Tags and placeholders
Tags and placeholders in machine translation
Tags and placeholders are pieces of non-translatable code inside the input text.
Tags
Tags format, structure and annotate texts, and can also be used as placeholders. Tags are usually XML, for example HTML.
There are two approaches for working with tagged inputs:
- Tags are kept in the training data and at runtime. This can affect the quality of the (non-tagged) machine translation output.
- Tags are removed in the training data and at runtime, and reinserted after translation.

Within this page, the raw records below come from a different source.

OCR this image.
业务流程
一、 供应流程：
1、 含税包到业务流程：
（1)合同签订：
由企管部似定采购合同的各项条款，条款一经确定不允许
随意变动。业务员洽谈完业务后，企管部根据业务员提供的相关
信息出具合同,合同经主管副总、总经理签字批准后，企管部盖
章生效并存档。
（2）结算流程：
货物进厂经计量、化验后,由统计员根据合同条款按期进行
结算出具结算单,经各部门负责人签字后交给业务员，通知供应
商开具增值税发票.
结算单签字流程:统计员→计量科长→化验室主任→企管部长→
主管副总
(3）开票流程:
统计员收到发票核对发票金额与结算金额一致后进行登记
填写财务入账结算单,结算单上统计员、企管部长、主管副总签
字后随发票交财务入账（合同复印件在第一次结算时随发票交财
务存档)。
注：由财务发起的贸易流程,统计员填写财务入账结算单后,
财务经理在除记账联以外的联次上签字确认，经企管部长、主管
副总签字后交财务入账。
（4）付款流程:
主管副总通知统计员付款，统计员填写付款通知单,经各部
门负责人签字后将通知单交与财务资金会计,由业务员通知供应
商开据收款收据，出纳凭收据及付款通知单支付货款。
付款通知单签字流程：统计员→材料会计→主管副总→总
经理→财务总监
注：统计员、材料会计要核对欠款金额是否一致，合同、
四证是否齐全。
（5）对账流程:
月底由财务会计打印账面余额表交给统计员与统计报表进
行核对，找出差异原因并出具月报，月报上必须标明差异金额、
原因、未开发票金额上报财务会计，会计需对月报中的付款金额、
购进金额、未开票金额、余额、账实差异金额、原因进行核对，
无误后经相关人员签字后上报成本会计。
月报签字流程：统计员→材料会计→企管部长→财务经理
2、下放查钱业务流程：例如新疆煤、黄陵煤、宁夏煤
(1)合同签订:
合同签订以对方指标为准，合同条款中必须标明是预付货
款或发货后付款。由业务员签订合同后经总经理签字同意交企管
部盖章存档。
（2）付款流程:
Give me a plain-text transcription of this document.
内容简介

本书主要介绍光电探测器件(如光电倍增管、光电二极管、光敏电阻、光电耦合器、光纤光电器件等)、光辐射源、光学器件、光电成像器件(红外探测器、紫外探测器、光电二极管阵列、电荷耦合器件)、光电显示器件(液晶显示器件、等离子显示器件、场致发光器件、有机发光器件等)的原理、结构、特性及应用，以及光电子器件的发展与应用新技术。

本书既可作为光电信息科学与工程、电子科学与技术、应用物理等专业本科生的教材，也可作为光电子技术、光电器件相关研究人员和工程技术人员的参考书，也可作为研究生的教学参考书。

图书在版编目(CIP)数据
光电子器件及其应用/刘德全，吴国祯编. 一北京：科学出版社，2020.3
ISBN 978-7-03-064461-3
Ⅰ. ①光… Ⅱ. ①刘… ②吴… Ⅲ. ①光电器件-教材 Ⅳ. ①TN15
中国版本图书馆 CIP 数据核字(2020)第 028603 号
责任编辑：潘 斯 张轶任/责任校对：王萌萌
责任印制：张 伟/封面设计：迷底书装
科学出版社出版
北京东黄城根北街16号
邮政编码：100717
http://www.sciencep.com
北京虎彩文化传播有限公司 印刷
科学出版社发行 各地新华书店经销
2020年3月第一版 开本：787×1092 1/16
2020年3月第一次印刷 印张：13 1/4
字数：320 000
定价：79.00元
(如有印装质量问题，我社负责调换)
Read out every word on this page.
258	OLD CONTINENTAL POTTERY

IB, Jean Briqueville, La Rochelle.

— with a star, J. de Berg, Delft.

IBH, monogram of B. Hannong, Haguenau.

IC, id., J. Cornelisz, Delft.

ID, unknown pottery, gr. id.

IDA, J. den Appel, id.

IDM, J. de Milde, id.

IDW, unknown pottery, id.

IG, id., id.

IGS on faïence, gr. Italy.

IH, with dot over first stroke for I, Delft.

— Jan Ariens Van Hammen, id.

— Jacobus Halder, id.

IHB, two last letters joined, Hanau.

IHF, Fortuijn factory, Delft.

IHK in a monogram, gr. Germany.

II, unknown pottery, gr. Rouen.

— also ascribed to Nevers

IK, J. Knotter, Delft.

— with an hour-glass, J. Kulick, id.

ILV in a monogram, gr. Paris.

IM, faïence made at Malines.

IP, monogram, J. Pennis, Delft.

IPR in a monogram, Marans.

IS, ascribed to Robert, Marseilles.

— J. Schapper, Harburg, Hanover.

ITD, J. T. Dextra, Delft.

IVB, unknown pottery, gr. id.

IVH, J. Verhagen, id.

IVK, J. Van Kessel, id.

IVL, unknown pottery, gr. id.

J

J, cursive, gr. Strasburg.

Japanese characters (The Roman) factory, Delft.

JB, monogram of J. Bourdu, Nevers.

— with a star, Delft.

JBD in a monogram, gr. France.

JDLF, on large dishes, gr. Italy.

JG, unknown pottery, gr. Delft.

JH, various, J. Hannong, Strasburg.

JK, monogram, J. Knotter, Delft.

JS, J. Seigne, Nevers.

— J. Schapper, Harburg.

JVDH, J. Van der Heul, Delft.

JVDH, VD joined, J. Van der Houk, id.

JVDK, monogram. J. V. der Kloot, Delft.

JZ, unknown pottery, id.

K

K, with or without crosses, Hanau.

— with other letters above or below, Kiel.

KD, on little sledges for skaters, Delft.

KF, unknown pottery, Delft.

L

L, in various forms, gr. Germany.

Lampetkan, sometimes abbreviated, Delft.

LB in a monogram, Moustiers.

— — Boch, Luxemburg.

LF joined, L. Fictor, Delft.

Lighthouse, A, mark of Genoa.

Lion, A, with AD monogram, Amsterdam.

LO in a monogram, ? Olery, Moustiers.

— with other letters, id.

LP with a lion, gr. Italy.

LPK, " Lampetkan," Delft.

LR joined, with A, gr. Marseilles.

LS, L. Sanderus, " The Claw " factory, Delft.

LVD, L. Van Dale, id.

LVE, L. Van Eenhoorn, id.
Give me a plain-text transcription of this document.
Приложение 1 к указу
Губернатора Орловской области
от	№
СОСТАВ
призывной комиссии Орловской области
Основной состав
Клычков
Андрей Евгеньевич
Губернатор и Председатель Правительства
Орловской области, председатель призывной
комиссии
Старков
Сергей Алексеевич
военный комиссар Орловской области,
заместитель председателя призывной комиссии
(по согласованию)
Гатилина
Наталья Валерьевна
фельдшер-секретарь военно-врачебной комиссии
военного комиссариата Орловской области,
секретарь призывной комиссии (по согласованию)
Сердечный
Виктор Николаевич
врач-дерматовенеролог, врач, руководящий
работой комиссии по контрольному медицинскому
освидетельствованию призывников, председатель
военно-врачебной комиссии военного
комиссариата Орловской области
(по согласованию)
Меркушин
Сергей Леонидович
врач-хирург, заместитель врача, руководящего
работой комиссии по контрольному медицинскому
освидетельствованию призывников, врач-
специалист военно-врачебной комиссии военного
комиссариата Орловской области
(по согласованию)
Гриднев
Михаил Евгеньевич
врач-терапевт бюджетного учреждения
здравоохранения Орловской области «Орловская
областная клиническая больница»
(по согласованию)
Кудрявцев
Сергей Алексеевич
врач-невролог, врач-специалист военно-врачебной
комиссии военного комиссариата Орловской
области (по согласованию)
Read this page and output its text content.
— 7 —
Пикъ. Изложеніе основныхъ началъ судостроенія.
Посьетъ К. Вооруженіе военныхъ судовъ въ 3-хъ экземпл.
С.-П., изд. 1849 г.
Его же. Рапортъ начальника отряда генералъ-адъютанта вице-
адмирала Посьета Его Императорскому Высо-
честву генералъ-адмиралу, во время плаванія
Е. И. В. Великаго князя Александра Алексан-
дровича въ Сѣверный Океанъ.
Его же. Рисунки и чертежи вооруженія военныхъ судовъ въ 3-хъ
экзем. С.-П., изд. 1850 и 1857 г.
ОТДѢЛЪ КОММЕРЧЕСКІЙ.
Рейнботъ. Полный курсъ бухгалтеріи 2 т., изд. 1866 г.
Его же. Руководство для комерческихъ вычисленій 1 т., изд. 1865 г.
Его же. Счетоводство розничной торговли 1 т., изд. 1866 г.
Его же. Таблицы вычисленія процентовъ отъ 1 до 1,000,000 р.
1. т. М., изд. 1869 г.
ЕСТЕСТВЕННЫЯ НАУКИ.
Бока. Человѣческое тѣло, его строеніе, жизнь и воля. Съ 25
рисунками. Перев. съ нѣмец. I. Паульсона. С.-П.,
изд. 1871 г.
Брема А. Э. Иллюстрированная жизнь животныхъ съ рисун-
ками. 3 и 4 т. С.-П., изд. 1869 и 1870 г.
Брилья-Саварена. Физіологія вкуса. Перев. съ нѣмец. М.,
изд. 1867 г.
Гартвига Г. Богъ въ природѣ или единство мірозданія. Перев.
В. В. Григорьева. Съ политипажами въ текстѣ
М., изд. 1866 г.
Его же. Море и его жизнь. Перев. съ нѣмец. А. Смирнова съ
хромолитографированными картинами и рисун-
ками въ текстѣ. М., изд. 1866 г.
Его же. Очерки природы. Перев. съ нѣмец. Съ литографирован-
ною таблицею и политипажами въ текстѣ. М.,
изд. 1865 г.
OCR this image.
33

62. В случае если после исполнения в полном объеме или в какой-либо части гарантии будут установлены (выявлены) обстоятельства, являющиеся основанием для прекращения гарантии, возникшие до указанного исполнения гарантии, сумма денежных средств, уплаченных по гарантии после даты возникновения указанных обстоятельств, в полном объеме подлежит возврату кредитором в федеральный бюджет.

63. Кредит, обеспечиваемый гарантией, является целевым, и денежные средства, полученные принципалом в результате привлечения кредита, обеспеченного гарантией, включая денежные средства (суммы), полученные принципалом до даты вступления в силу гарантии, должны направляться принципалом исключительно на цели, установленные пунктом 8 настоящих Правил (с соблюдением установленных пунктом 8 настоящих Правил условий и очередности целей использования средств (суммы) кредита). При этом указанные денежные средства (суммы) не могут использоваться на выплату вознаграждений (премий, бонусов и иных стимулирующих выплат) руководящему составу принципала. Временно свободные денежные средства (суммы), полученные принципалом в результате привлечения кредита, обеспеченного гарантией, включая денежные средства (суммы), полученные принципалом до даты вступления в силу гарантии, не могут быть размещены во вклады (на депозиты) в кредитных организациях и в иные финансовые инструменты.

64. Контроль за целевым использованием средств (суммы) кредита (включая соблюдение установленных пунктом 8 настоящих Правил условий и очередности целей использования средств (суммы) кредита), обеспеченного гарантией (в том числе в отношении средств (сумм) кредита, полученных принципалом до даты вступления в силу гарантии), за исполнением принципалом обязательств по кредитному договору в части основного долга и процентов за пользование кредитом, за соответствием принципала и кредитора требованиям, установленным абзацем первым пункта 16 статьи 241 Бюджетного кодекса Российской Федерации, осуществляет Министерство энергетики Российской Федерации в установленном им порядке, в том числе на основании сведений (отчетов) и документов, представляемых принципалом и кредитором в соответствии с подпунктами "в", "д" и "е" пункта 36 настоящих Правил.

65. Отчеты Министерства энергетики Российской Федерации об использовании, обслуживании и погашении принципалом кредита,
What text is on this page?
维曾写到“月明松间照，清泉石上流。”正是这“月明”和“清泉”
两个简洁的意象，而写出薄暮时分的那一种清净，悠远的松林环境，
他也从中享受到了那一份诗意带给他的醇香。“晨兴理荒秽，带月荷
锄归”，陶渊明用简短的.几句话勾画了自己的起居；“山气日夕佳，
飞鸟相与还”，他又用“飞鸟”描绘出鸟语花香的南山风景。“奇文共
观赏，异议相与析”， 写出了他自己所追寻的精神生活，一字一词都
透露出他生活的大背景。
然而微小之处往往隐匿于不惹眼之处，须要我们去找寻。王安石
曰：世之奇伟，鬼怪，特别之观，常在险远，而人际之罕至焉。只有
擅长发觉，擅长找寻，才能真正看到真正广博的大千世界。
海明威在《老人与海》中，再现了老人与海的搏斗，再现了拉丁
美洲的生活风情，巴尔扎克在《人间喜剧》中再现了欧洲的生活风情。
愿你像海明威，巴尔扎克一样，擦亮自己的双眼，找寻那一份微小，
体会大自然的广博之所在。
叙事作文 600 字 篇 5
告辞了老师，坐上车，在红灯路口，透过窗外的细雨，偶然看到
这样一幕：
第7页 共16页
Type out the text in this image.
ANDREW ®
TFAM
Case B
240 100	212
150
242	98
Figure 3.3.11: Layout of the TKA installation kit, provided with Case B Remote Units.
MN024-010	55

With either approach, tags may be misplaced, corrupted or dropped in the output.
English original:
A <b>red</b> car
Expected translation into Spanish:
Un auto <b>rojo</b>
Translation into Spanish with misplaced tag:
Un <b>auto</b> rojo
Translation into Spanish with a corrupted tag:
Un auto b rojo b
Placeholders
Placeholders are variables for dynamic content. For machine translation, placeholders are challenging because their content can be ambiguous. Like tags, placeholders can also be misplaced, corrupted or dropped in the output.
Original in English:
There are {number} pages in the book.
Expected translation into Spanish:
Hay {number} páginas en el libro.
Translation into Spanish with corrupted placeholder:
Hay { páginas } páginas en el libro.